Gesamtzahl der Seitenaufrufe

Donnerstag, 28. November 2019

Hauptsache erst mal profanieren

Am heutigen Donnerstagabend um 18 Uhr wird in der Herz-Jesu-Kirche in Nordenham-Einswarden buchstäblich die letzte Messe gelesen; anschließend wird das vor gut 90 Jahren geweihte Gotteshaus profaniert. Dass es dazu kommen würde, war schon länger absehbar: Schon zum Jahreswechsel 2014/15 wurde die Kirche "vorläufig geschlossen" und seither nicht wiedereröffnet, und die Profanierung wurde vom Pfarreirat bereits Anfang 2019 einstimmig beschlossen, vorerst allerdings ohne konkreten Termin.
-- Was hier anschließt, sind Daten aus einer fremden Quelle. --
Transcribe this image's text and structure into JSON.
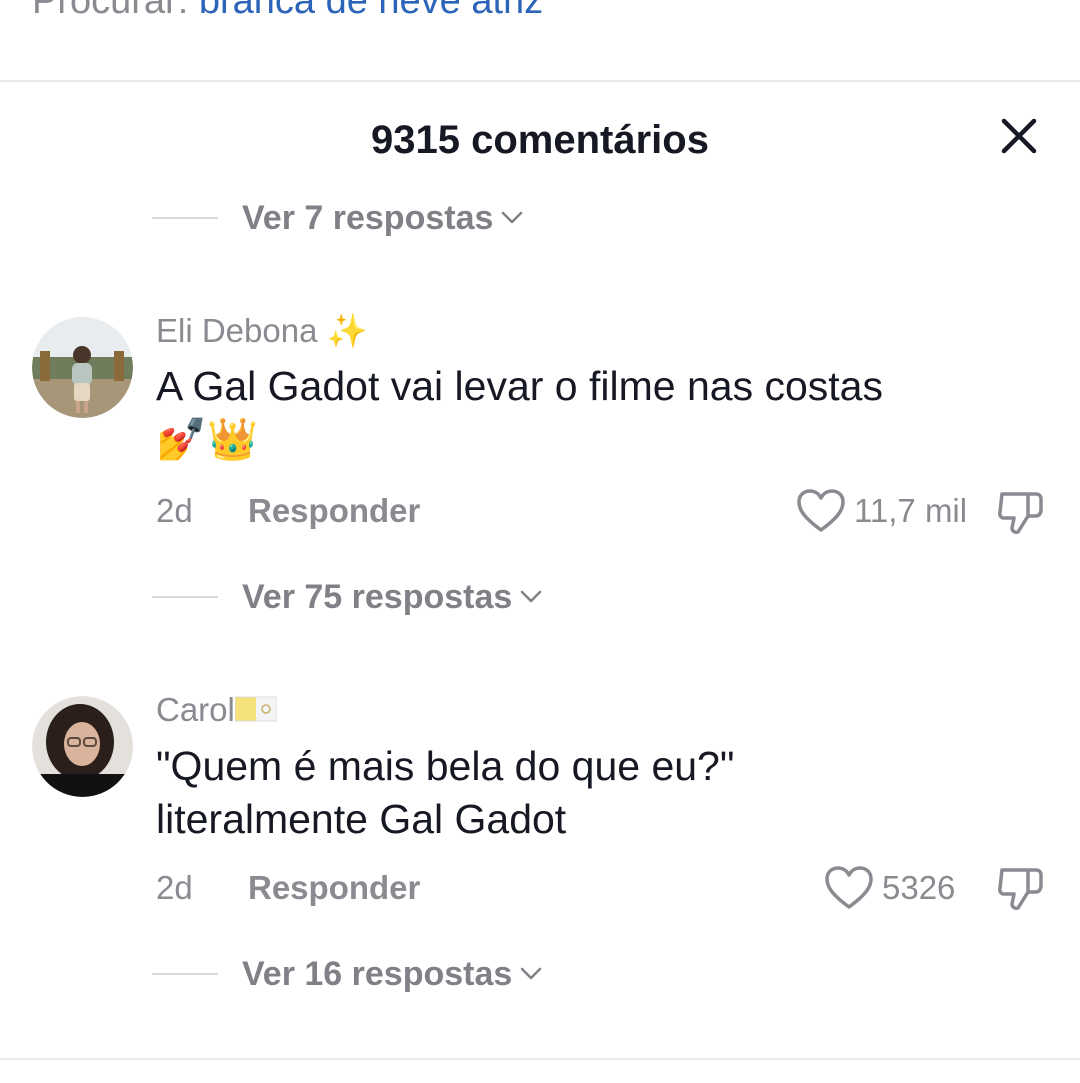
{
  "search": {
    "prefix": "Procurar:",
    "query": "branca de neve atriz"
  },
  "header": {
    "title": "9315 comentários",
    "close_icon": "close-icon"
  },
  "replies_top": {
    "label": "Ver 7 respostas"
  },
  "comments": [
    {
      "username": "Eli Debona",
      "user_emoji": "✨",
      "text": "A Gal Gadot vai levar o filme nas costas",
      "text_emojis": "💅👑",
      "date": "2d",
      "reply_label": "Responder",
      "likes": "11,7 mil",
      "replies_label": "Ver 75 respostas"
    },
    {
      "username": "Carol",
      "user_emoji": "flag-icon",
      "text_line1": "\"Quem é mais bela do que eu?\"",
      "text_line2": "literalmente Gal Gadot",
      "date": "2d",
      "reply_label": "Responder",
      "likes": "5326",
      "replies_label": "Ver 16 respostas"
    }
  ],
  "colors": {
    "text_primary": "#161823",
    "text_secondary": "#8a8b91",
    "link_blue": "#2b64b8",
    "divider": "#e9e9ea"
  }
}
Unklar bleibt, wieso man es damit jetzt plötzlich so eilig hat, zumal es offenbar noch keine konkreten Pläne für eine Nachnutzung der Gebäude oder des Grundstücks gibt. Das "benachbarte Werk des Flugzeugteileherstellers Premium Aerotec", das zumindest gerüchteweise immer wieder in diesem Zusammenhang genannt wurde, ist jedenfalls "an diesem Areal nicht interessiert", wusste die Nordwest-Zeitung mit Datum vom 16. November zu berichten. Die Überschrift des Artikels - "Wird Gotteshaus zum Haus der Kunst?" - wirkt übrigens ein bisschen tragikomisch, denn die Antwort auf diese Frage steht bereits im Artikel, und sie lautet Nein. Zwar könne Pfarrer Karl Jasbinschek sich "gut vorstellen, hier ein Haus der Kunst einzurichten" und habe "diese Anregung bereits Nordenhams Bürgermeister Carsten Seyfarth gegeben. Aber offenbar könne die Stadt wegen ihrer Finanznot ein solches Projekt nicht stemmen, jedenfalls habe die Stadt kein Interesse bekundet." Tja, das war dann wohl nichts. An dieser Stelle will ich übrigens erneut nicht unerwähnt lassen, was ich jedesmal erwähne, wenn es relevant ist: Der Verfasser des Artikels, Horst Lohe, ist selbst Gemeindemitglied der örtlichen katholischen Pfarrei St. Willehad. Dem Mangel an kritischer Berichterstattung seitens der lokalen Presse hilft dieser Umstand offensichtlich nicht ab.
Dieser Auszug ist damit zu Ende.